Semarize

Get Your Data

Salesforce - How to Get Your Conversation Data

A practical guide to getting your conversation data from Salesforce - covering the Salesforce API, Einstein Conversation Insights, Service Cloud Voice recordings, and how to route structured data into downstream systems.

What you'll learn

  • What conversation data you can extract from Salesforce - call logs, Einstein Conversation Insights transcripts, Service Cloud Voice recordings, and activity data
  • How to access data via the Salesforce API - Connected Apps, OAuth 2.0, and SOQL queries
  • Three extraction patterns: SOQL-based export, scheduled polling, and Platform Event-driven flows
  • How to connect Salesforce data pipelines to Zapier, n8n, and Make
  • Advanced use cases - custom scoring, CRM enrichment, compliance, and warehouse analytics

Data

What Data You Can Extract From Salesforce

Salesforce stores conversation data across multiple objects - Task records for call activity, VoiceCall records for Service Cloud Voice, and ConversationEntry objects for Einstein Conversation Insights. Each source provides different levels of detail depending on your org's configuration and add-ons.

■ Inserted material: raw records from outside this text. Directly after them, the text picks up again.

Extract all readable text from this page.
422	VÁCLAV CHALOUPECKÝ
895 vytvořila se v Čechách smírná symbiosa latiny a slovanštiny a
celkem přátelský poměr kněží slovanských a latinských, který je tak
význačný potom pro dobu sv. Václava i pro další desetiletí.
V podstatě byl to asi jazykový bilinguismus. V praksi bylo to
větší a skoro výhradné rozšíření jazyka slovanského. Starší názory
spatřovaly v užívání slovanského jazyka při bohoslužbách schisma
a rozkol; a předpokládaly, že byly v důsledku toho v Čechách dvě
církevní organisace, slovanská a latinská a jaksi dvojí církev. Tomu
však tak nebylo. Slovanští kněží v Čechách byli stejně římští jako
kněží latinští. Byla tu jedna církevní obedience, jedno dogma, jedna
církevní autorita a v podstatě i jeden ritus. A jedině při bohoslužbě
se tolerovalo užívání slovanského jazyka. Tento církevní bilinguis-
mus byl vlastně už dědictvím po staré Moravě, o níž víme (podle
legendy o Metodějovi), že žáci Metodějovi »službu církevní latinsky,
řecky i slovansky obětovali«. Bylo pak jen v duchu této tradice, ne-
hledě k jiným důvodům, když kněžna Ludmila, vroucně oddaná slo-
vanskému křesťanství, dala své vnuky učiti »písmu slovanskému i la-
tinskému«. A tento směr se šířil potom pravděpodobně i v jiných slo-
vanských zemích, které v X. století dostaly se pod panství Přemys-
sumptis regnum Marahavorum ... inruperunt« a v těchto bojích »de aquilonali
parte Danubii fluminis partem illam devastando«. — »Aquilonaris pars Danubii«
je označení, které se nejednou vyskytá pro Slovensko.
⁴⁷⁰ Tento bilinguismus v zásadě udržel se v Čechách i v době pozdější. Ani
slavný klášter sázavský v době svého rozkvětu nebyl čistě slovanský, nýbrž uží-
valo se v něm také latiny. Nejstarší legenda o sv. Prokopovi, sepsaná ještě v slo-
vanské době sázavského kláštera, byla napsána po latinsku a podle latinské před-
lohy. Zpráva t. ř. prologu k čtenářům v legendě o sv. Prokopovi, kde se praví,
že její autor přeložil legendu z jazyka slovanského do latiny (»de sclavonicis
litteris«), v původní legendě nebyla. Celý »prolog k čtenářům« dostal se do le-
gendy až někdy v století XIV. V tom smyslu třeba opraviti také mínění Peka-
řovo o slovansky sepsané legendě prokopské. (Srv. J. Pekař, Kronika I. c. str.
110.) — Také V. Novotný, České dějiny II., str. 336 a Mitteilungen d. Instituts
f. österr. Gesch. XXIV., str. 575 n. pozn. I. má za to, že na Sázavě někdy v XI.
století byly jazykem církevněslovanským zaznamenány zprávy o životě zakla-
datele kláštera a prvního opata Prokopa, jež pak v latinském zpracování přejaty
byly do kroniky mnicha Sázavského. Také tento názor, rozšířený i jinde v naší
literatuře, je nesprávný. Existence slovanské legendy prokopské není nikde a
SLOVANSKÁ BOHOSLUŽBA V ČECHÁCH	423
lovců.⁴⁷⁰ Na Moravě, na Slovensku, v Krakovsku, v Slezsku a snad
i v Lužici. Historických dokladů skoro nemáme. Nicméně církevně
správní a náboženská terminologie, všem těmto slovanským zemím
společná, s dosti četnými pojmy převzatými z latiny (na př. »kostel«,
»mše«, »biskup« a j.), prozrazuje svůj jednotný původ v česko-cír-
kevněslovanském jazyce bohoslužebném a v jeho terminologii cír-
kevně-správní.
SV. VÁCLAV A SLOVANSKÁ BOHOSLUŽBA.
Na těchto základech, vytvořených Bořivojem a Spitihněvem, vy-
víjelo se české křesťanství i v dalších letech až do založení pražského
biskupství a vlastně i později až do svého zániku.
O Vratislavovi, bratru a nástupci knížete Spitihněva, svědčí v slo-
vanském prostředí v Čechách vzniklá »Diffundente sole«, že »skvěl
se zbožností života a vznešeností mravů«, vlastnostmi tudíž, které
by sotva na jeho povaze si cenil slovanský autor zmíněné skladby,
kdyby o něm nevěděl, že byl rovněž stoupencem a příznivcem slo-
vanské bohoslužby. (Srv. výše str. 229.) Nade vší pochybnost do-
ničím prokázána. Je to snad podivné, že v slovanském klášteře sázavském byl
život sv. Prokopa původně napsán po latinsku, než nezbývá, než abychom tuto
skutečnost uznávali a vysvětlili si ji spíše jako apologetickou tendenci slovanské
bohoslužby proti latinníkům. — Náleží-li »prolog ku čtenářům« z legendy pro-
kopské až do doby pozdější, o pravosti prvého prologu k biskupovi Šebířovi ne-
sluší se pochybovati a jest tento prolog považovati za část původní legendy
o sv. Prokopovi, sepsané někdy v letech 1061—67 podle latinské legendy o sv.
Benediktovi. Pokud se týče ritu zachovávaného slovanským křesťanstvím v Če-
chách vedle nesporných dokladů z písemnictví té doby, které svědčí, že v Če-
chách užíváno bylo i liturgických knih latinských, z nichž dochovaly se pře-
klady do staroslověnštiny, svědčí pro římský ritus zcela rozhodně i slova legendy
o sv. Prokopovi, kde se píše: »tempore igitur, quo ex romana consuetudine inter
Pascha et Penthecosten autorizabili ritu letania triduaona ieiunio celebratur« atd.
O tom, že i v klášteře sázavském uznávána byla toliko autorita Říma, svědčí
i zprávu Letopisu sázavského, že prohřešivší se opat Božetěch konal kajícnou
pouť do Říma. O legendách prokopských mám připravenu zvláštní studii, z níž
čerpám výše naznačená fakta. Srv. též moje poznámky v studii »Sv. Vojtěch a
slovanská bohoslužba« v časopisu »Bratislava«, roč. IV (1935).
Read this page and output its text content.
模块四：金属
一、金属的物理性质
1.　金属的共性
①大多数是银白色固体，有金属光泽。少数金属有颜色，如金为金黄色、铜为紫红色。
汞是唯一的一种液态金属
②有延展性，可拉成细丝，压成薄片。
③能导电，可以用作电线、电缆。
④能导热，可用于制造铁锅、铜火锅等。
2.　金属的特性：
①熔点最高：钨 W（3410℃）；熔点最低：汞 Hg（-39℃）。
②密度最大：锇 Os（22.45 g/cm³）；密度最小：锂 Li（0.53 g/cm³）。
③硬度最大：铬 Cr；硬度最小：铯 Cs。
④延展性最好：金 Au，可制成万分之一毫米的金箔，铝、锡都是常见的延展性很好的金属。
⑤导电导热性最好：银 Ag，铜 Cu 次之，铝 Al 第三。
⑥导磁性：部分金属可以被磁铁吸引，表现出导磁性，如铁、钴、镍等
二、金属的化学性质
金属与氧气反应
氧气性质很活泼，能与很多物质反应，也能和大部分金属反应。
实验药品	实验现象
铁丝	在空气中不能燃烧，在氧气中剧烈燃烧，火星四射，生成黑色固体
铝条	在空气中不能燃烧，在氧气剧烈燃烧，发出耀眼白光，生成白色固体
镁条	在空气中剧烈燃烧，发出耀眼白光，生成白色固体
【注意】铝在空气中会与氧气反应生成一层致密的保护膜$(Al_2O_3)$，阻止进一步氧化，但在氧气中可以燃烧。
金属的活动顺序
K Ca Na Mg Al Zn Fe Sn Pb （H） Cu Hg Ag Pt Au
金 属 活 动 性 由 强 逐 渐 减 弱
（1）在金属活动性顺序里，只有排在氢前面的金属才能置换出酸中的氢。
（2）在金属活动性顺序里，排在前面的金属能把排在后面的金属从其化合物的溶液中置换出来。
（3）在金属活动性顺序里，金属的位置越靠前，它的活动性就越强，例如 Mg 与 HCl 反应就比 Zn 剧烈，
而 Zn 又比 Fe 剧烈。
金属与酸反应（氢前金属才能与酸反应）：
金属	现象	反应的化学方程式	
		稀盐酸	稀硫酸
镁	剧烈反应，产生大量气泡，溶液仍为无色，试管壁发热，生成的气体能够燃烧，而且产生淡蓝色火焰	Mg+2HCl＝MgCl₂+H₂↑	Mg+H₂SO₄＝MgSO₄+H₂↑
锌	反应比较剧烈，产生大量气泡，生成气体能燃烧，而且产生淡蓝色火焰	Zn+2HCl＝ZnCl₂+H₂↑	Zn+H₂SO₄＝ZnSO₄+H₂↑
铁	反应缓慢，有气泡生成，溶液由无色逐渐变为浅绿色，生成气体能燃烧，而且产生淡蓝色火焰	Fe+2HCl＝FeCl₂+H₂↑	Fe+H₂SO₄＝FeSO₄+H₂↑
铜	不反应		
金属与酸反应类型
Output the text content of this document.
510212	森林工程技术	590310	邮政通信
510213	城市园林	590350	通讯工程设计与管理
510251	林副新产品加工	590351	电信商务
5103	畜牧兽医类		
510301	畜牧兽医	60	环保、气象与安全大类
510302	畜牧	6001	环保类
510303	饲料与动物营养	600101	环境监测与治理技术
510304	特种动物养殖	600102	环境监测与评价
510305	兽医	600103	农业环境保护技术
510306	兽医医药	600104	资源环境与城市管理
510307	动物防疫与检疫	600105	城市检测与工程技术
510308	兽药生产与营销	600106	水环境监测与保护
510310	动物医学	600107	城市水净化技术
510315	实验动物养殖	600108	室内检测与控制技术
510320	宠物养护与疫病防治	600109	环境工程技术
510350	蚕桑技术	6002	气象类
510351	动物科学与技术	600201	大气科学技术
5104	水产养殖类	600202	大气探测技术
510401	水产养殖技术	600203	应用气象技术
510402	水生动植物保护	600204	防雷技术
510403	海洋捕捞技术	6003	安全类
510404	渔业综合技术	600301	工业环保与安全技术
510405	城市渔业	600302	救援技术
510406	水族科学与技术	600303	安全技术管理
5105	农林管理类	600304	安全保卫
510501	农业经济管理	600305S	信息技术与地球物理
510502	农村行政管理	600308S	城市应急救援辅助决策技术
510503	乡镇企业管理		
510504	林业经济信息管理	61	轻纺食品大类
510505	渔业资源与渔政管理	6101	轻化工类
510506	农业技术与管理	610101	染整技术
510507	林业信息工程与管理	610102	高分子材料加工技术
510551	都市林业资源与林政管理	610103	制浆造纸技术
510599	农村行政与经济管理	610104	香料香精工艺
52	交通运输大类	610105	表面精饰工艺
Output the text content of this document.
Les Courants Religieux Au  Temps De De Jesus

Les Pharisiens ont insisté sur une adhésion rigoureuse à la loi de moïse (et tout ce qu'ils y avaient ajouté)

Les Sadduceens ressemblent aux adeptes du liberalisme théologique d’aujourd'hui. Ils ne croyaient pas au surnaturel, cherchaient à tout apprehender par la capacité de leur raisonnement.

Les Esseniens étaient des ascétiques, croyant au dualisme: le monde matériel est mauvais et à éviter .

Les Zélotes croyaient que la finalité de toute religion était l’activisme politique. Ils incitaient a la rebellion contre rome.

Common fields teams care about

Call activity logs (Task records with call metadata - subject, description, duration, outcome)
Einstein Conversation Insights transcripts (AI-generated transcripts from Sales Cloud calls)
Service Cloud Voice recordings (call recordings from Amazon Connect or partner telephony)
Voice call metadata (call direction, duration, queue, agent, disposition)
Activity timeline (calls positioned within the full account/opportunity timeline)
Associated records (linked contacts, accounts, opportunities, cases)
Call sentiment and topics (Einstein-detected sentiment signals and topic mentions)
Custom fields on Task/VoiceCall objects (any custom fields your team tracks)
Call coaching signals (Einstein's built-in coaching recommendations if enabled)
Omni-Channel routing data (queue assignment, routing priority, wait times)

API Access

How to Get Call Data via the Salesforce API

Salesforce exposes call data through its REST API. The workflow is: authenticate via a Connected App with OAuth 2.0, query call records using SOQL, then fetch recordings and transcripts from the relevant objects.

1

Authenticate

Create a Connected App in Salesforce Setup (Setup → App Manager → New Connected App). Enable OAuth 2.0 with scopes: api, refresh_token, offline_access. Use the OAuth 2.0 JWT bearer or web server flow for app-to-app auth.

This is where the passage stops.